Common Alt Text Mistakes to Avoid
Omitting the alt attribute is the most common failure in alt text for accessibility. Screen readers fall back on the filename or skip the image without context. Every informative image should have a deliberate alt attribute.
Over-describing creates its own problem. If a caption already covers an image’s content, simplify the alt text or treat the image as decorative. The purpose of accessibility alt text is equivalence, not duplication.
Using filenames such as “IMG_4823.jpg” or “photo1” provides no useful information. Many platforms auto-populate the alt field with the filename if left blank. A pre-publish review step catches this before pages go live.
Decorative images are a different case entirely. Background shapes and aesthetic dividers carry no informational content, and describing them adds unnecessary noise for screen reader users. In cases where alt text issues or inconsistent usage appear across a site, a professional accessibility audit can help identify and resolve them effectively. Use alt=”” for decorative images consistently to ensure they are properly ignored by assistive technologies.
How Alt Text Supports Both Accessibility and SEO
Following accessibility image alt text guidelines does not require a separate SEO strategy. Search engine crawlers rely on the alt attribute to understand image content and its relationship to the surrounding page. Descriptive alt text contributes to image search visibility and reinforces the topical relevance signals that influence organic rankings.
When images function as navigational elements, accurate alt text for accessibility also supports how crawlers interpret internal linking.
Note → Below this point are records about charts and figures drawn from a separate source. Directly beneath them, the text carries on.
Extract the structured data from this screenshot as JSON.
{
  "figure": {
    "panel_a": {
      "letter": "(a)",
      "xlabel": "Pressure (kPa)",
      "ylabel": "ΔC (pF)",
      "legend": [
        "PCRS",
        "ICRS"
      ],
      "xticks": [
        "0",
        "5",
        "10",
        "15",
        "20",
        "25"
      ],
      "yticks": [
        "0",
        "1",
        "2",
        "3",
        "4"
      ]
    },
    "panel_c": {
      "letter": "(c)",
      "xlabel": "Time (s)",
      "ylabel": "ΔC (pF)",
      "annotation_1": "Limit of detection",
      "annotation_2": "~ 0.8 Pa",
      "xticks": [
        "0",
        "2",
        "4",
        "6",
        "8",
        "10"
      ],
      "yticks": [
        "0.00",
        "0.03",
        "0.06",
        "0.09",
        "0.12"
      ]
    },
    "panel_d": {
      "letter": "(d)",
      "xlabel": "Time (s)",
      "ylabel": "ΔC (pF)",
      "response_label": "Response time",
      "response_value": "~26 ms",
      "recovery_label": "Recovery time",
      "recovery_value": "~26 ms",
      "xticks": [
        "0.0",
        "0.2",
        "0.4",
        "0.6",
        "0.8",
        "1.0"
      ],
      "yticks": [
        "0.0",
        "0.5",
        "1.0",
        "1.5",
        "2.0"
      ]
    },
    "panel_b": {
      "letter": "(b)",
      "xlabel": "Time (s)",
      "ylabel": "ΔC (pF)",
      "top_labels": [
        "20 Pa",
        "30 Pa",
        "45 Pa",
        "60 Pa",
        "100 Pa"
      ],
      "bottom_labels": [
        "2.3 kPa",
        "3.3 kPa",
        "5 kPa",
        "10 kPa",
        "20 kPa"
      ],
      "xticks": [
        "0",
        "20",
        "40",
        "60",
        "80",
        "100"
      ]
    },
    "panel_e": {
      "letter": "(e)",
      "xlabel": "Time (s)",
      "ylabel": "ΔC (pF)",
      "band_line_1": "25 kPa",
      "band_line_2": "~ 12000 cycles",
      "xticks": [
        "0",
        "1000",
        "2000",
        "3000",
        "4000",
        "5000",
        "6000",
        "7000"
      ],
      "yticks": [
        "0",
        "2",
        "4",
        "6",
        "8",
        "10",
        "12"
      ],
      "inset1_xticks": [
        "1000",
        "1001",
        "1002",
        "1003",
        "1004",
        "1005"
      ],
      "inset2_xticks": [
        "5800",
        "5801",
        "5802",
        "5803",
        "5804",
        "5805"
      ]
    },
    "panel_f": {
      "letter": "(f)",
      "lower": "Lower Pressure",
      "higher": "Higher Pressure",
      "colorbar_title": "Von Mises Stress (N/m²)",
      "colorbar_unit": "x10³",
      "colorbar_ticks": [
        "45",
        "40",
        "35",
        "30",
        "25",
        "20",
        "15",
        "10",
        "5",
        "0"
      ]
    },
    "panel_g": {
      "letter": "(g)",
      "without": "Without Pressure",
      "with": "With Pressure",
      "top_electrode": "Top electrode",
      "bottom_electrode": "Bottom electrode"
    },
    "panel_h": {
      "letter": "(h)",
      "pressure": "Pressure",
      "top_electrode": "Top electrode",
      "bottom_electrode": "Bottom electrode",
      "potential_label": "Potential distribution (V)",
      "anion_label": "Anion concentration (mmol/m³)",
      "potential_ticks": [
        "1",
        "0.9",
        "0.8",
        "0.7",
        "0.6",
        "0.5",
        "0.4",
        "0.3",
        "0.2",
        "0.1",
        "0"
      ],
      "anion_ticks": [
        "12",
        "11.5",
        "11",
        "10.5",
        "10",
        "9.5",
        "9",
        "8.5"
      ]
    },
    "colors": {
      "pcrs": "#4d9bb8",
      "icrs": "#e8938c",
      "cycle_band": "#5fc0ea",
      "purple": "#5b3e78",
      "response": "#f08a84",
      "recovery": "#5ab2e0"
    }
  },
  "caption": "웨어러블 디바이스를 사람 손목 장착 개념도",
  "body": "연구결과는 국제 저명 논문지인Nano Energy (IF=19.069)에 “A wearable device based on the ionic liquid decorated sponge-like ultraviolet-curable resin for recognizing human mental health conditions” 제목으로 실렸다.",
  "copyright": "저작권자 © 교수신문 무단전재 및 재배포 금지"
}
The same principle that governs anchor text for links applies here: the description should reflect the destination.
Applying image alt text best practices consistently produces results for both audiences. The reason alt text improves SEO accessibility as a practical outcome rather than a theoretical benefit is that it is written for the user first. Accurate, contextual descriptions serve screen reader users and search engines at the same time.
Alt text accessibility plays a critical role in ensuring that images communicate meaning to users who rely on assistive technology. It is not just a technical requirement, but a core part of creating inclusive digital experiences.
The key principles remain consistent: describe images in context, keep alt text concise, distinguish between informative and decorative visuals, and always prioritize the user’s understanding over keyword optimization.
When applied consistently, alt text not only improves accessibility but also strengthens overall content quality and search visibility. Ensuring proper implementation across all images is a simple but impactful step toward a more accessible web.